Even Fed Chairman Bernanke's strong suggestion of an interest-rate cut failed to keep markets from plummeting.
WASHINGTON -- The promise of lower interest rates and new federal efforts to stem the financial crisis failed to dispel the fear gripping Wall Street on Tuesday.
Stocks sank within minutes of the session's opening and the selling intensified during the afternoon, even after Federal Reserve Chairman Ben Bernanke all but pledged to cut interest rates by the end of the month.
The Dow Jones industrial average plunged 508 points, or 5.1 percent, extending a months-long slide that has erased one-third of its value in a year. In the last five trading days, the Dow has lost 1,400 points.
With the flow of credit still tight, investors have fixated on the threat of a serious recession despite increasingly urgent attempts by policymakers to buttress the markets. Deepening problems in the European banking industry have compounded fears of a worldwide downturn.
"The Fed is just plugging holes in the dam and the water keeps rushing over," said Michael Darda, chief economist at the research firm MKM Partners.
In a somber speech, Bernanke acknowledged that the financial turmoil of the past several weeks had forced the Fed to downgrade its already gloomy economic forecast for the remainder of this year and reconsider holding its benchmark rate steady.
"Overall, the combination of the incoming data and recent financial developments suggests that the outlook for economic growth has worsened and that the downside risks to growth have increased," Bernanke told members of the National Association for Business Economics.
"In light of these developments, the Federal Reserve will need to consider whether the current stance of policy remains appropriate," he added. It was his strongest indication yet that the Fed will cut rates.
Fed policymakers are scheduled to meet Oct. 28 and 29, and investors had already been betting that the central bank would reduce the overnight federal funds rate by as much as a 0.5 percent, to 1.5 percent. Many analysts predict the Fed may act sooner.
In its latest tactic, the Fed announced on Tuesday morning a new program to buy up parts of the short-term financing market to unlock the flow of credit to businesses. The move marked the latest and potentially biggest in a series of unprecedented Fed efforts to combat the worst meltdown that financial markets in the United States since the Great Depression.
"These are momentous steps," Bernanke said, "but they are being taken to address a problem of historic dimensions." He said the outlook for inflation had "improved somewhat" and made it clear that worries about a recession had now trumped worries about rising prices.
While he noted that energy and commodity prices, a significant burden on American consumers, had declined from their recent peaks, he painted a bleak picture of an economy stalling on multiple fronts.
Bernanke made it clear that the latest round of market turmoil would depress growth for the rest of the year. He said he hoped for a gradual recovery in 2009.

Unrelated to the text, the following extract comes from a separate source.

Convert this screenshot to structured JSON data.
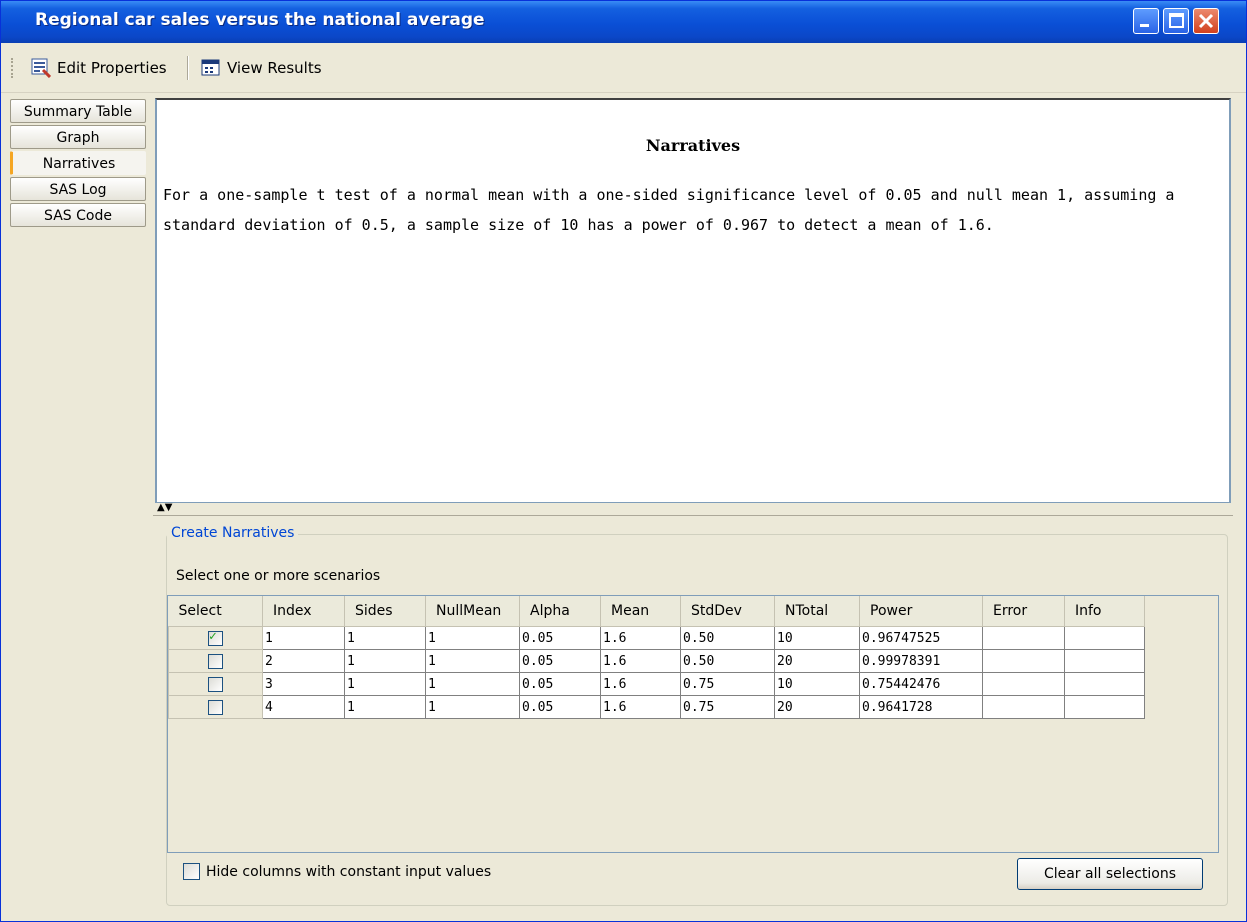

"You are getting all the things that you would think the equity markets would respond very favorably to," Steve Sachs, director of trading at Rydex Investments, said. "But at this point it just doesn't seem to be doing it. It's the attitude of 'sell' -- regardless of what the news is."
Although investors fled stocks, there were signs that the Fed's latest plan did have a positive impact on the troubles in the credit market. The cost to borrow commercial paper overnight fell significantly, and yields on Treasury bills rose, a sign that investors were more willing to leave the safety of government notes.
But the Dow, which had lumbered downward from early in the session, accelerated its losses in the final hour and ended down 508.39 points, breaking below the 9,500 mark to close at 9,447.11. The broader Standard & Poor's 500-stock index fell by 5.7 percent, ending below 1,000 for the first time in five years. Shares of banks and financial firms shouldered the biggest losses by far, with Bank of America, Merrill Lynch and Morgan Stanley all losing about 25 percent.
The Nasdaq composite index fell 108.08, or 5.80 percent, to 1,754.88.
Fears about the health of the banking industry were stoked by a disappointing earnings report from Bank of America, which had been perceived as one of the few winners in the current crisis. The bank slashed its dividend on Monday and reported a sharp fall in profits.
Late in the afternoon, rumors flew across trading desks that a financing deal between Morgan Stanley and a Japanese bank had fallen through. Shares of Morgan fell more than 30 percent before officials at the bank reassured investors that the deal was, in fact, still on track.
In a sign of how the credit crisis is affecting ordinary Americans, the amount of credit provided to consumers in August dropped for the first time since 1998. Consumer credit declined by $7.9 billion, the biggest monthly drop in more than half a century, according to the Fed.
"Nobody trusts anybody right now," said Ryan Detrick, an analyst at Schaeffer's Investment Research.